Myra Bradwell was the first female lawyer in Illinois. She studied law on her own so she could assist her husband. Her husband was a local judge. She was the first women in the state to take the state bar exam and pass it. Bradwell was founded the Chicago Legal News. She was denied her license to practice law in Illinois when she applied to the state bar. She appealed to the Illinois State Supreme Court in 1869. The Supreme Court upheld the bar's decision and refused to grant Myra a license because "of disability imposed by...your married condition. " The court went on to state. The state said that until such disability shall be removed by legislation, the court regards itself powerless to grant your application.

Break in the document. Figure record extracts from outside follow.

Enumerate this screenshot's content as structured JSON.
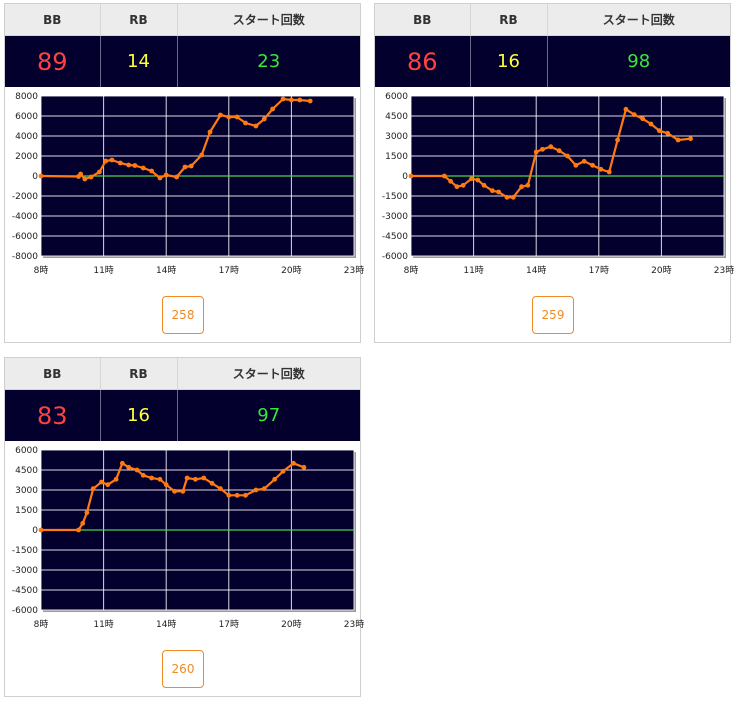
{
  "headers": {
    "bb": "BB",
    "rb": "RB",
    "start": "スタート回数"
  },
  "colors": {
    "bb": "#ff4141",
    "rb": "#ffff3a",
    "start": "#36e836",
    "series": "#ff7a10",
    "zero_line": "#4cd44c",
    "plot_bg": "#03002e",
    "button": "#f08a24"
  },
  "panels": [
    {
      "bb": "89",
      "rb": "14",
      "start": "23",
      "button_label": "258",
      "chart_data": {
        "type": "line",
        "xlim": [
          8,
          23
        ],
        "x_ticks": [
          8,
          11,
          14,
          17,
          20,
          23
        ],
        "x_tick_labels": [
          "8時",
          "11時",
          "14時",
          "17時",
          "20時",
          "23時"
        ],
        "ylim": [
          -8000,
          8000
        ],
        "y_ticks": [
          -8000,
          -6000,
          -4000,
          -2000,
          0,
          2000,
          4000,
          6000,
          8000
        ],
        "y_tick_labels": [
          "-8000",
          "-6000",
          "-4000",
          "-2000",
          "0",
          "2000",
          "4000",
          "6000",
          "8000"
        ],
        "grid": true,
        "points": [
          [
            8.0,
            0
          ],
          [
            9.8,
            -50
          ],
          [
            9.9,
            200
          ],
          [
            10.1,
            -300
          ],
          [
            10.4,
            -100
          ],
          [
            10.8,
            400
          ],
          [
            11.1,
            1500
          ],
          [
            11.4,
            1600
          ],
          [
            11.8,
            1300
          ],
          [
            12.2,
            1100
          ],
          [
            12.5,
            1050
          ],
          [
            12.9,
            800
          ],
          [
            13.3,
            500
          ],
          [
            13.7,
            -200
          ],
          [
            14.0,
            100
          ],
          [
            14.5,
            -100
          ],
          [
            14.9,
            900
          ],
          [
            15.2,
            1000
          ],
          [
            15.7,
            2100
          ],
          [
            16.1,
            4400
          ],
          [
            16.6,
            6100
          ],
          [
            17.0,
            5900
          ],
          [
            17.4,
            5900
          ],
          [
            17.8,
            5300
          ],
          [
            18.3,
            5000
          ],
          [
            18.7,
            5700
          ],
          [
            19.1,
            6700
          ],
          [
            19.6,
            7700
          ],
          [
            20.0,
            7600
          ],
          [
            20.4,
            7600
          ],
          [
            20.9,
            7500
          ]
        ]
      }
    },
    {
      "bb": "86",
      "rb": "16",
      "start": "98",
      "button_label": "259",
      "chart_data": {
        "type": "line",
        "xlim": [
          8,
          23
        ],
        "x_ticks": [
          8,
          11,
          14,
          17,
          20,
          23
        ],
        "x_tick_labels": [
          "8時",
          "11時",
          "14時",
          "17時",
          "20時",
          "23時"
        ],
        "ylim": [
          -6000,
          6000
        ],
        "y_ticks": [
          -6000,
          -4500,
          -3000,
          -1500,
          0,
          1500,
          3000,
          4500,
          6000
        ],
        "y_tick_labels": [
          "-6000",
          "-4500",
          "-3000",
          "-1500",
          "0",
          "1500",
          "3000",
          "4500",
          "6000"
        ],
        "grid": true,
        "points": [
          [
            8.0,
            0
          ],
          [
            9.6,
            0
          ],
          [
            9.9,
            -400
          ],
          [
            10.2,
            -800
          ],
          [
            10.5,
            -700
          ],
          [
            10.9,
            -200
          ],
          [
            11.2,
            -300
          ],
          [
            11.5,
            -700
          ],
          [
            11.9,
            -1100
          ],
          [
            12.2,
            -1200
          ],
          [
            12.6,
            -1600
          ],
          [
            12.9,
            -1600
          ],
          [
            13.3,
            -800
          ],
          [
            13.6,
            -700
          ],
          [
            14.0,
            1800
          ],
          [
            14.3,
            2000
          ],
          [
            14.7,
            2200
          ],
          [
            15.1,
            1900
          ],
          [
            15.5,
            1500
          ],
          [
            15.9,
            800
          ],
          [
            16.3,
            1100
          ],
          [
            16.7,
            800
          ],
          [
            17.1,
            500
          ],
          [
            17.5,
            300
          ],
          [
            17.9,
            2700
          ],
          [
            18.3,
            5000
          ],
          [
            18.7,
            4600
          ],
          [
            19.1,
            4300
          ],
          [
            19.5,
            3900
          ],
          [
            19.9,
            3400
          ],
          [
            20.3,
            3200
          ],
          [
            20.8,
            2700
          ],
          [
            21.4,
            2800
          ]
        ]
      }
    },
    {
      "bb": "83",
      "rb": "16",
      "start": "97",
      "button_label": "260",
      "chart_data": {
        "type": "line",
        "xlim": [
          8,
          23
        ],
        "x_ticks": [
          8,
          11,
          14,
          17,
          20,
          23
        ],
        "x_tick_labels": [
          "8時",
          "11時",
          "14時",
          "17時",
          "20時",
          "23時"
        ],
        "ylim": [
          -6000,
          6000
        ],
        "y_ticks": [
          -6000,
          -4500,
          -3000,
          -1500,
          0,
          1500,
          3000,
          4500,
          6000
        ],
        "y_tick_labels": [
          "-6000",
          "-4500",
          "-3000",
          "-1500",
          "0",
          "1500",
          "3000",
          "4500",
          "6000"
        ],
        "grid": true,
        "points": [
          [
            8.0,
            0
          ],
          [
            9.8,
            0
          ],
          [
            10.0,
            500
          ],
          [
            10.2,
            1300
          ],
          [
            10.5,
            3100
          ],
          [
            10.9,
            3600
          ],
          [
            11.2,
            3400
          ],
          [
            11.6,
            3800
          ],
          [
            11.9,
            5000
          ],
          [
            12.2,
            4700
          ],
          [
            12.6,
            4500
          ],
          [
            12.9,
            4100
          ],
          [
            13.3,
            3900
          ],
          [
            13.7,
            3800
          ],
          [
            14.0,
            3400
          ],
          [
            14.4,
            2900
          ],
          [
            14.8,
            2900
          ],
          [
            15.0,
            3900
          ],
          [
            15.4,
            3800
          ],
          [
            15.8,
            3900
          ],
          [
            16.2,
            3500
          ],
          [
            16.6,
            3100
          ],
          [
            17.0,
            2600
          ],
          [
            17.4,
            2600
          ],
          [
            17.8,
            2600
          ],
          [
            18.3,
            3000
          ],
          [
            18.7,
            3100
          ],
          [
            19.2,
            3800
          ],
          [
            19.6,
            4400
          ],
          [
            20.1,
            5000
          ],
          [
            20.6,
            4700
          ]
        ]
      }
    }
  ]
}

The "disability" the court referred to was a married woman's lack of legal standing in contracts. As long as Illinois law defined married women as residents with no legal status, the state supreme court could not give assistance to Bradwell. Myra then appealed her case to the U.S Supreme Court. The Supreme Court said " The peculiar qualities of womanhood, its gentle graces, its tender susceptibilities, its purity, its delicacy, its emotional impulses, its subordination of hard reason to sympathetic feeling are surely not qualifications for forensic strife." Bradwell despaired of gaining admittance to the bar. She went to help another Illinois woman. Alta M. Hulett, and the two women pursued a different way. They prepared a bill for the Illinois state legislature that made it illegal to deprive citizens of employment because of their gender. The legislature passed the bill. Hulett was admitted to the bar in 1873. Bradwell then turned her attention to the Chicago Legal News. The Illinois State Supreme Court granted Bradwell a license in 1890.